Durante las noches siguientes lo fui engordando con otros programas radiofónicos. A menudo sintonizaba uno de música de blues, y dejaba que las voces desgarradas de Janis Joplin, de Bessie Smith, o la guitarra afinada como un escalpelo de Django Reinhardt, me abrieran en canal, para que aquella novela que se iba gestando dentro de mí fuera encontrando la salida.
Otro día, mientras regresaba en el coche a casa, puse la radio para oír las noticias y me encontré con una locutora presa de un ataque de risa, justo cuando hablaba de alguna noticia trágica (algún asesinato, alguna catástrofe natural, alguna guerra o una hambruna; alguna de esas noticias que han dejado de ser noticia). Aunque se trataba de un comportamiento a todas luces inadecuado me pareció terriblemente humano. Tal vez porque a mí también me daba por reírme en los funerales. Era algo que no podía evitar, nada premeditado. Y desde luego no había en ello insensibilidad, al contrario, se trataba de la otra cara de la misma moneda: el amor ciego e irracional y el odio calculado, la venganza servida fría; la certeza de la muerte y el apego a la vida…Todo ello estaba ahí, en un zulo oscuro en lo más intrincado de nuestra alma, y cuando uno introducía sus manos a ciegas no siempre encontraba las armas adecuadas.

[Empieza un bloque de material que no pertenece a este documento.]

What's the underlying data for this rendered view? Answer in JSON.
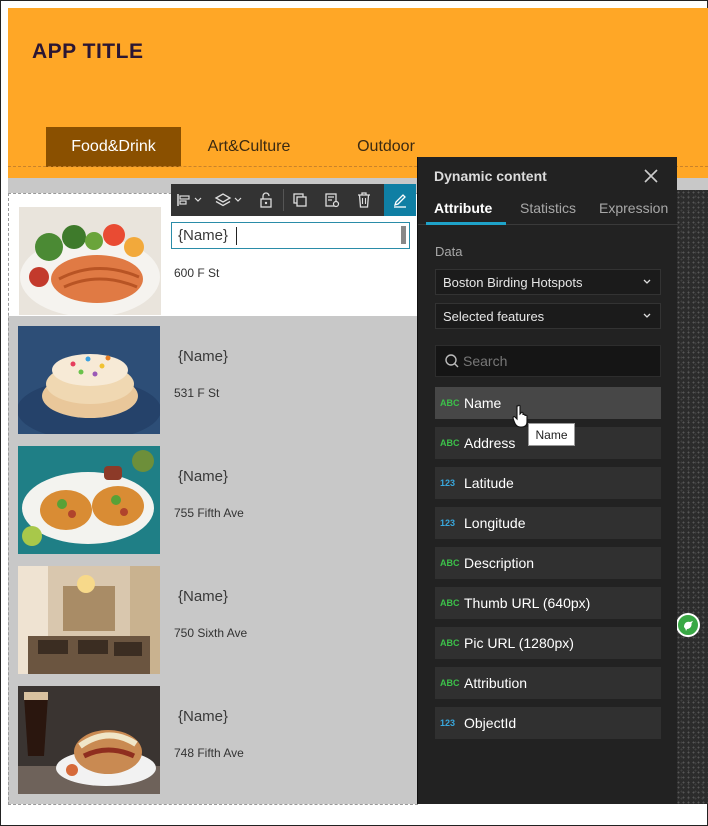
{
  "app": {
    "title": "APP TITLE"
  },
  "tabs": [
    {
      "label": "Food&Drink",
      "active": true
    },
    {
      "label": "Art&Culture",
      "active": false
    },
    {
      "label": "Outdoor",
      "active": false
    }
  ],
  "list": [
    {
      "name": "{Name}",
      "address": "600 F St",
      "selected": true
    },
    {
      "name": "{Name}",
      "address": "531 F St"
    },
    {
      "name": "{Name}",
      "address": "755 Fifth Ave"
    },
    {
      "name": "{Name}",
      "address": "750 Sixth Ave"
    },
    {
      "name": "{Name}",
      "address": "748 Fifth Ave"
    }
  ],
  "editor": {
    "value": "{Name}"
  },
  "toolbar_icons": [
    "align-icon",
    "layers-icon",
    "unlock-icon",
    "duplicate-icon",
    "edit-item-icon",
    "delete-icon",
    "pencil-icon"
  ],
  "panel": {
    "title": "Dynamic content",
    "tabs": [
      {
        "label": "Attribute",
        "active": true
      },
      {
        "label": "Statistics"
      },
      {
        "label": "Expression"
      }
    ],
    "data_label": "Data",
    "data_source": "Boston Birding Hotspots",
    "feature_scope": "Selected features",
    "search_placeholder": "Search",
    "fields": [
      {
        "type": "ABC",
        "label": "Name"
      },
      {
        "type": "ABC",
        "label": "Address"
      },
      {
        "type": "123",
        "label": "Latitude"
      },
      {
        "type": "123",
        "label": "Longitude"
      },
      {
        "type": "ABC",
        "label": "Description"
      },
      {
        "type": "ABC",
        "label": "Thumb URL (640px)"
      },
      {
        "type": "ABC",
        "label": "Pic URL (1280px)"
      },
      {
        "type": "ABC",
        "label": "Attribution"
      },
      {
        "type": "123",
        "label": "ObjectId"
      }
    ],
    "tooltip": "Name"
  },
  "colors": {
    "header": "#ffa726",
    "active_tab": "#8a5000",
    "accent": "#1fa3c9",
    "panel": "#222222",
    "abc_type": "#3cc04a",
    "num_type": "#39a7dc"
  }
}
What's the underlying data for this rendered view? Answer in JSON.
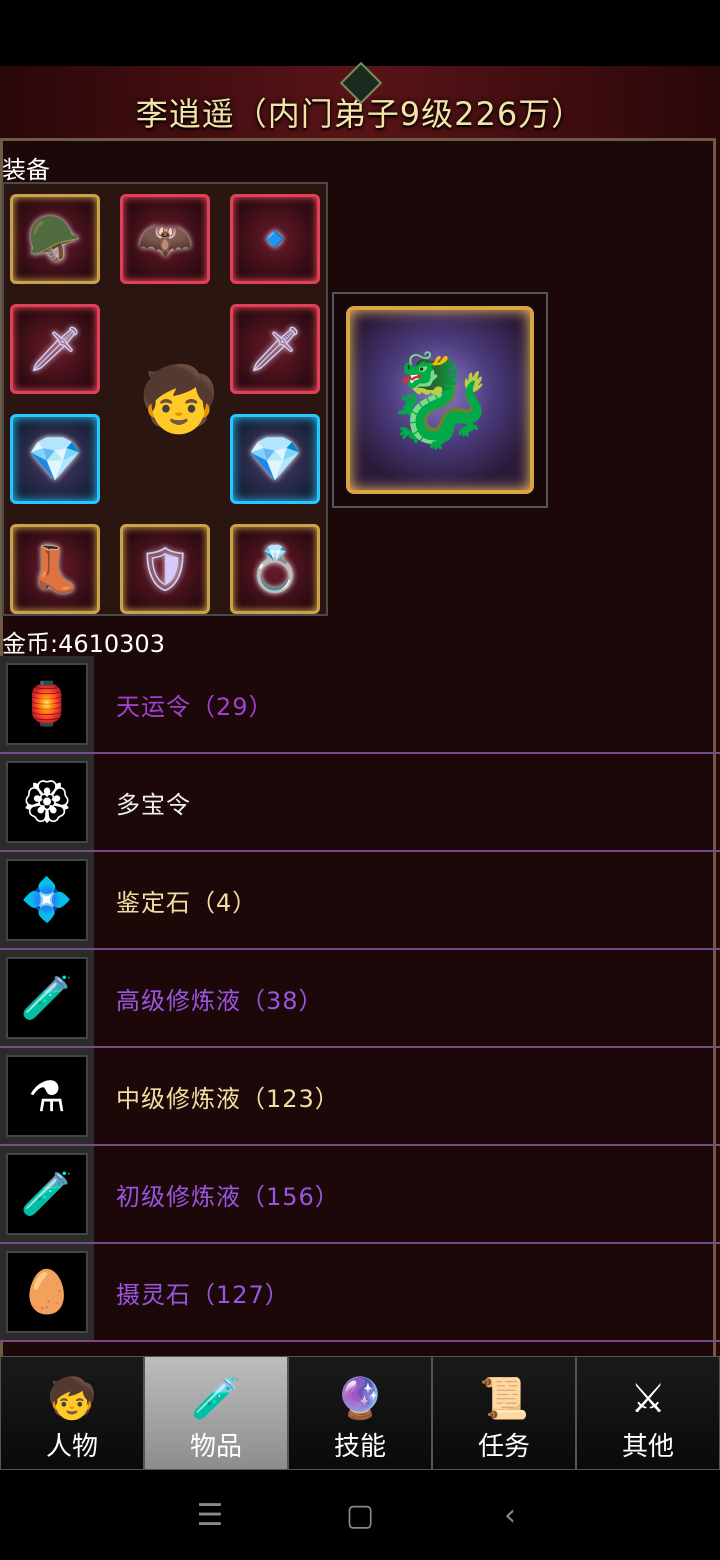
{
  "header": {
    "title": "李逍遥（内门弟子9级226万）"
  },
  "equipment": {
    "label": "装备",
    "slots": [
      {
        "icon": "helmet-icon",
        "glyph": "🪖",
        "style": "gold"
      },
      {
        "icon": "wings-icon",
        "glyph": "🦇",
        "style": "red"
      },
      {
        "icon": "amulet-icon",
        "glyph": "🔹",
        "style": "red"
      },
      {
        "icon": "sword-icon",
        "glyph": "🗡",
        "style": "red"
      },
      {
        "icon": "sword-icon",
        "glyph": "🗡",
        "style": "red"
      },
      {
        "icon": "bracer-icon",
        "glyph": "💎",
        "style": "blue"
      },
      {
        "icon": "bracer-icon",
        "glyph": "💎",
        "style": "blue"
      },
      {
        "icon": "boots-icon",
        "glyph": "👢",
        "style": "gold"
      },
      {
        "icon": "armor-icon",
        "glyph": "🛡",
        "style": "gold"
      },
      {
        "icon": "ring-icon",
        "glyph": "💍",
        "style": "gold"
      }
    ],
    "avatar_glyph": "🧒",
    "pet_glyph": "🐉"
  },
  "gold": {
    "text": "金币:4610303"
  },
  "items": [
    {
      "name": "天运令（29）",
      "icon": "token-icon",
      "glyph": "🏮",
      "color": "purple"
    },
    {
      "name": "多宝令",
      "icon": "treasure-token-icon",
      "glyph": "🏵",
      "color": "white"
    },
    {
      "name": "鉴定石（4）",
      "icon": "gem-icon",
      "glyph": "💠",
      "color": "yellow"
    },
    {
      "name": "高级修炼液（38）",
      "icon": "potion-icon",
      "glyph": "🧪",
      "color": "violet"
    },
    {
      "name": "中级修炼液（123）",
      "icon": "potion-icon",
      "glyph": "⚗",
      "color": "yellow"
    },
    {
      "name": "初级修炼液（156）",
      "icon": "vial-icon",
      "glyph": "🧪",
      "color": "violet"
    },
    {
      "name": "摄灵石（127）",
      "icon": "egg-stone-icon",
      "glyph": "🥚",
      "color": "violet"
    }
  ],
  "tabs": [
    {
      "label": "人物",
      "glyph": "🧒",
      "icon": "character-icon",
      "active": false
    },
    {
      "label": "物品",
      "glyph": "🧪",
      "icon": "items-icon",
      "active": true
    },
    {
      "label": "技能",
      "glyph": "🔮",
      "icon": "skills-icon",
      "active": false
    },
    {
      "label": "任务",
      "glyph": "📜",
      "icon": "quests-icon",
      "active": false
    },
    {
      "label": "其他",
      "glyph": "⚔",
      "icon": "other-icon",
      "active": false
    }
  ],
  "navbar": {
    "menu_glyph": "☰",
    "home_glyph": "▢",
    "back_glyph": "‹"
  },
  "colors": {
    "purple": "#a23fd0",
    "white": "#f0f0f0",
    "yellow": "#f0e0a0",
    "violet": "#9a55e0"
  }
}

Pero lo que hizo manifestar definitivamente la historia fue algo que me tocó mucho más cerca y mucho más fuerte, casi como un puñetazo en la boca del estómago, que me arrebató el aliento y me hizo vomitarla, junto con cuajarones de sangre, pulpas de mi propio corazón. No era para menos: durante mucho tiempo yo estuve convencido de que había matado a un hombre. A un hombre que me llamaba hermano. Por supuesto, no lo había hecho con mis propias manos (tal vez así habría sido más limpio, más honesto).

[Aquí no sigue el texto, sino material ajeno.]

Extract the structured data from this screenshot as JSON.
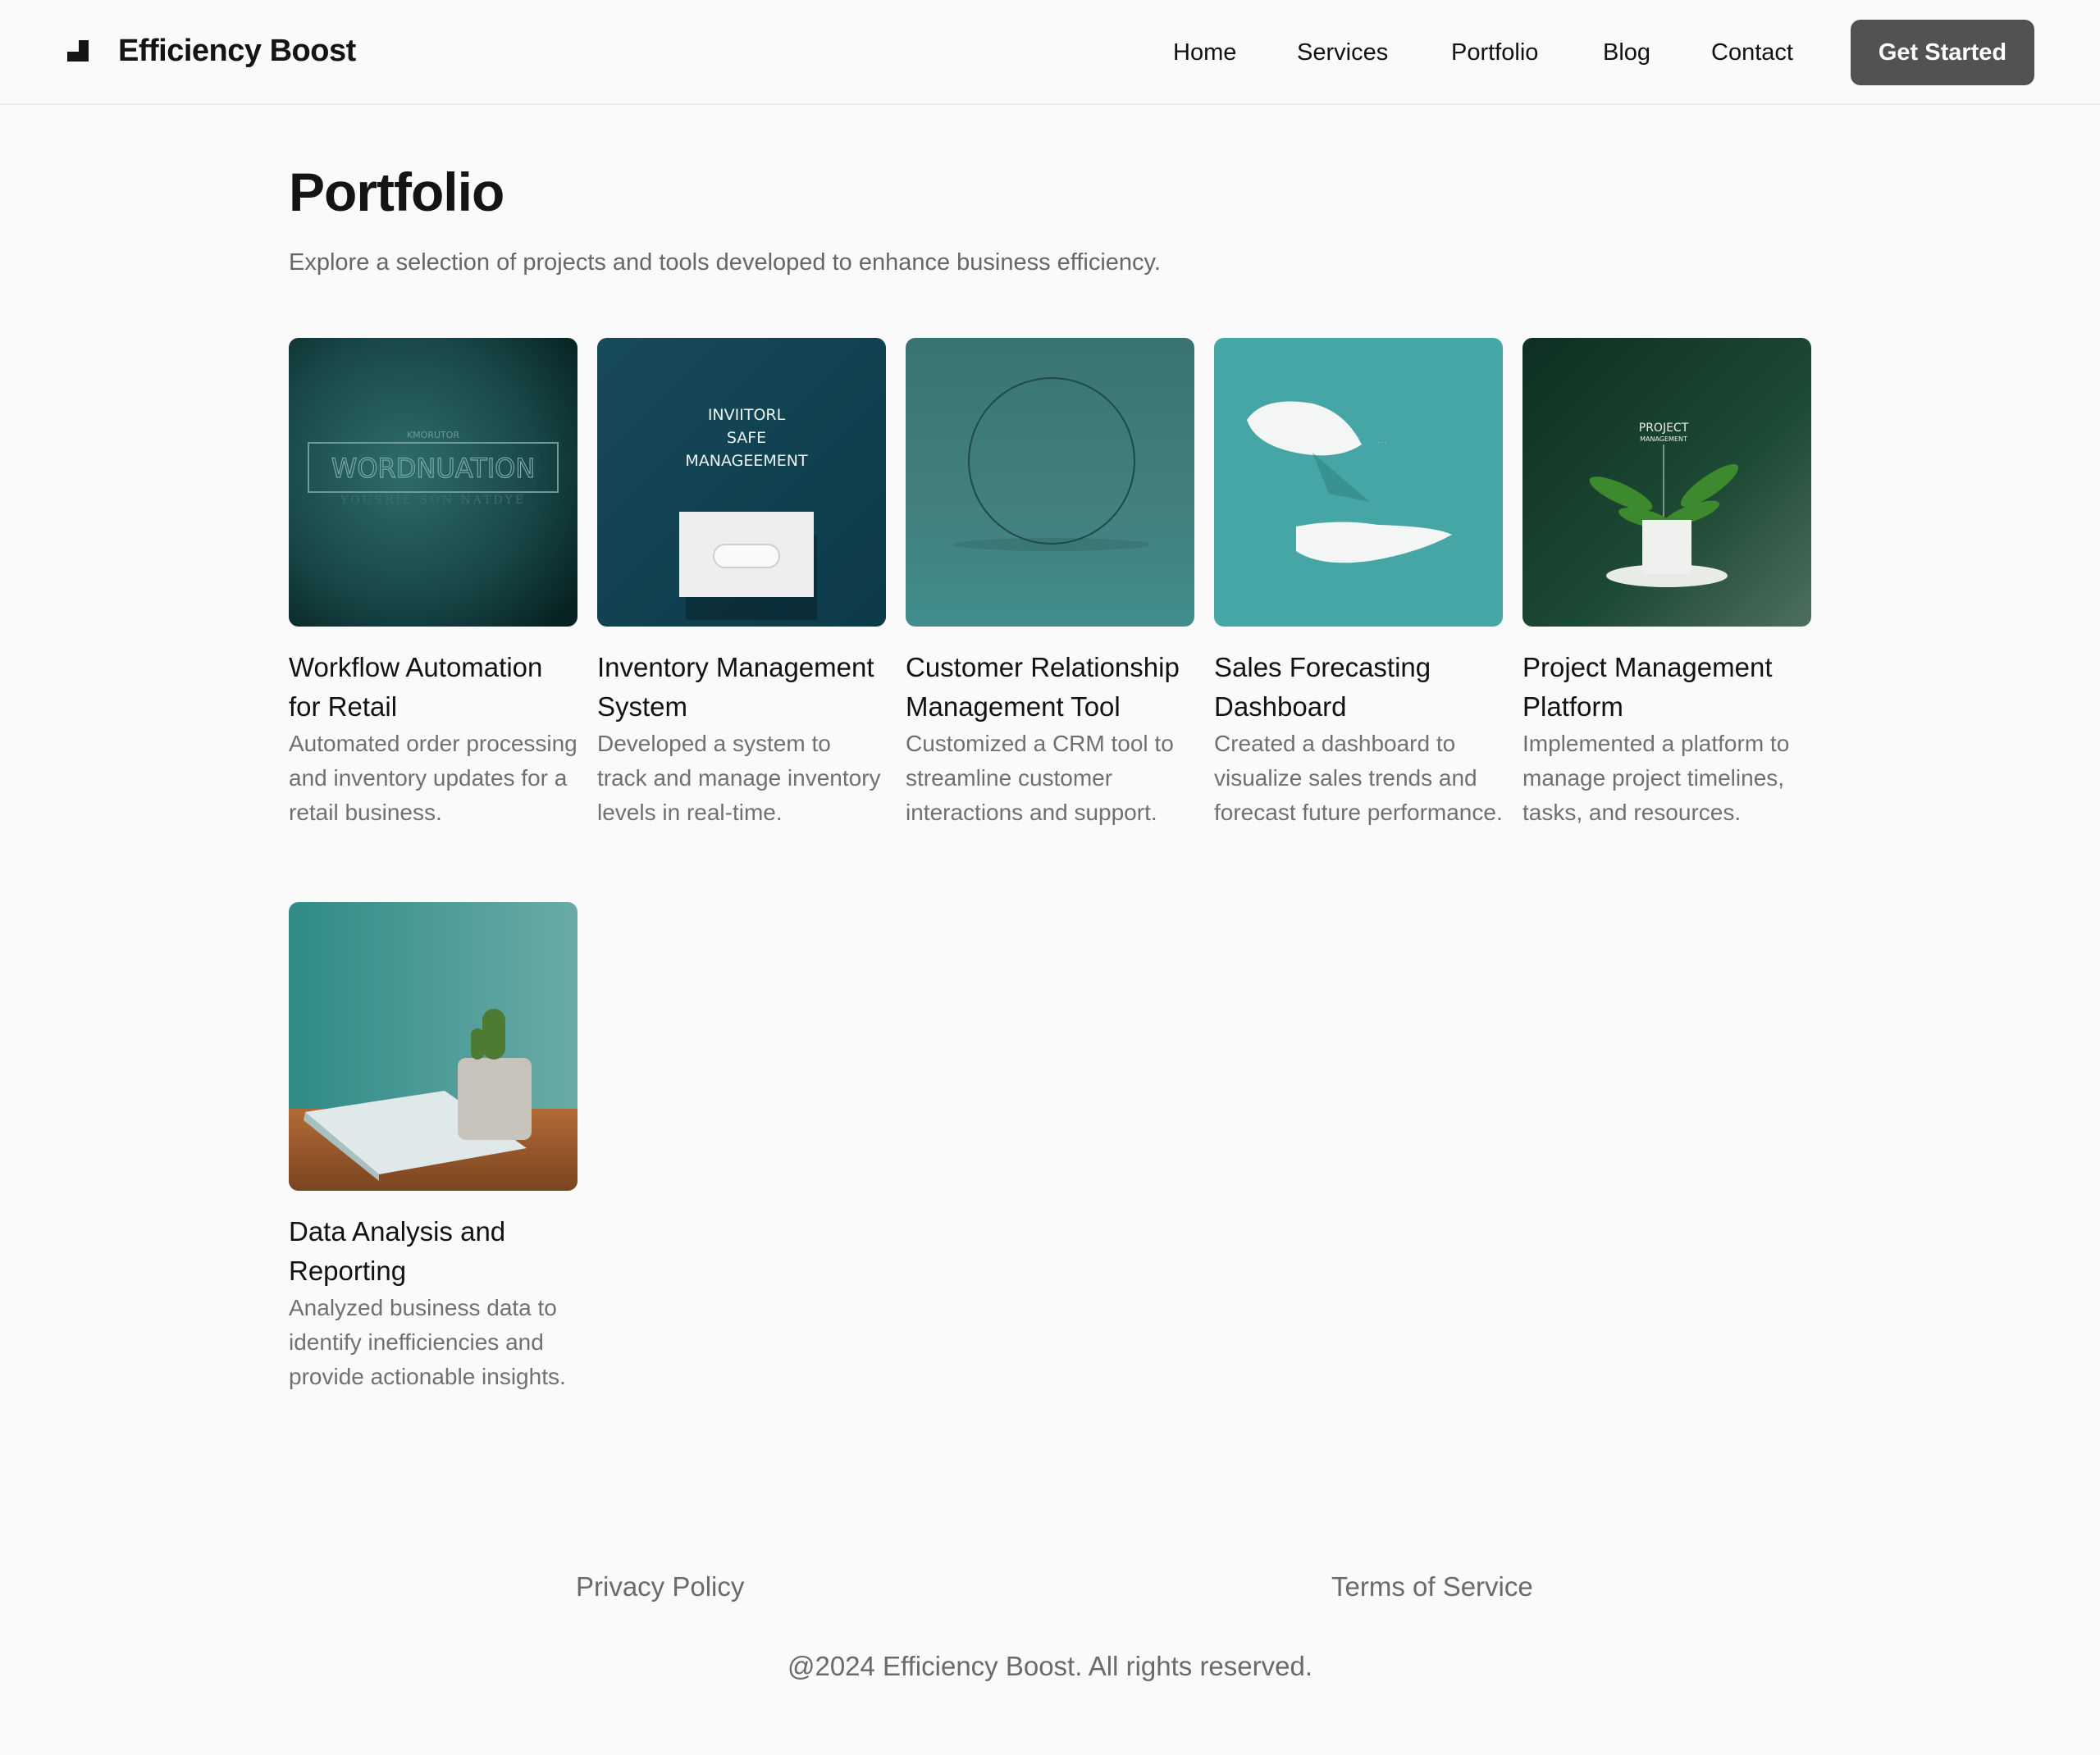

Se llamaba, o al menos así firmaba sus poemas, Alimotxe y colaboraba en el mismo fanzine que yo. Lo conocí en una fiesta que organizó el editor de la revista en Castellón. No, en realidad lo conocía, o creía conocerlo, ya con anterioridad, gracias a sus poemas, que parecían escritos con un cúter y en los que Alimotxe conseguía pulir hasta la perfección ideas, sentimientos que a mí me venían a la cabeza cubiertas de rebabas. En Castellón apenas hablamos, sólo abrimos la boca para tragarnos latas de cerveza. Una detrás de otra, una detrás de otra…. Después, cuando regresé a Pamplona, comenzamos a intercambiar correspondencia. Cada una de sus cartas parecía un tratado sobre los temas más peregrinos (las sagas artúricas, la novela de caballerías, la generación beat…) y a la vez conseguía hablar, unir a ello con total llaneza, escenas de su vida de perro apaleado: heroína, escopetas recortadas, sida… Me abrió de tal manera su corazón que yo me acomodé en él como si fuera mi cuarto de estar: puse las piernas sobre la mesa camilla y le conté toda mi vida. Para nosotros no había secretos, ni tabúes. Nos convertimos en “hermanos”. Esa clase de hermanos que se llevan mejor cuando no se ven.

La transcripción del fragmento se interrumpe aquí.